¿Ya es hora de terminar la relación?
Las relaciones evolucionan, pero a veces cambian tanto que ya no se sienten como antes. Si cada conversación termina en discusión, si sientes que solo hay reproches y críticas constantes, especialmente sobre el pasado, es una señal de que algo no funciona. La comunicación, que debería ser un puente, se convierte en una batalla o, peor aún, en silencio. Cuando ya no hablan, sino que solo intentan ganar, es momento de preguntarse si aún están juntos o solo conviviendo.
Otro indicio claro es cuando el contacto con tu pareja ya no te genera paz, alegría o incluso deseo, sino solo emociones negativas: tristeza, ansiedad, rabia. Si al llegar a casa sientes alivio de no encontrarlo, o si su presencia te agobia, es porque el vínculo emocional se ha desgastado. La indiferencia duele más que los gritos: no porque ya no importe, sino porque ya no te importa él o ella.
Hay una diferencia entre estar acompañado y sentirse acompañado.
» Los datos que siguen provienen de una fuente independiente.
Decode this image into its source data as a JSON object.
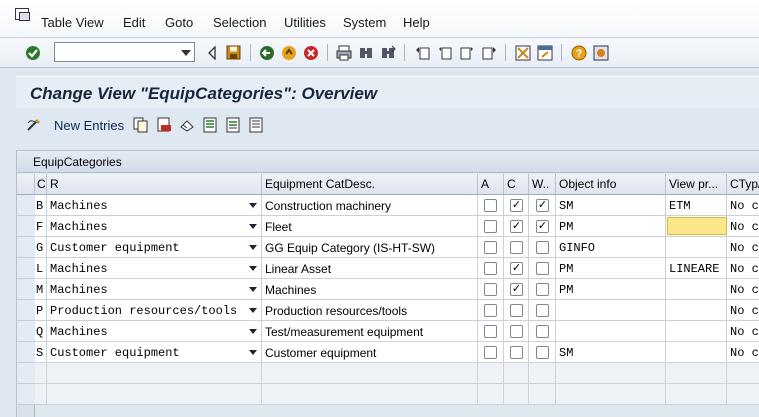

Si ya no ves a tu pareja como tal, si la idea de un futuro juntos no te emociona, si no comparten sueños ni planes, entonces quizás ya se apagó la llama. No hay proyecto común, ni ganas de construir algo juntos. Eso no significa que ambos hayan fallado; a veces, simplemente, el amor se fue.
Reconocer que una relación llegó a su fin no es fracaso. Es valentía. Es elegir el bienestar propio y ajeno, incluso si duele. Porque hay momentos en los que soltar es la forma más honesta de respetar lo que alguna vez fue bello.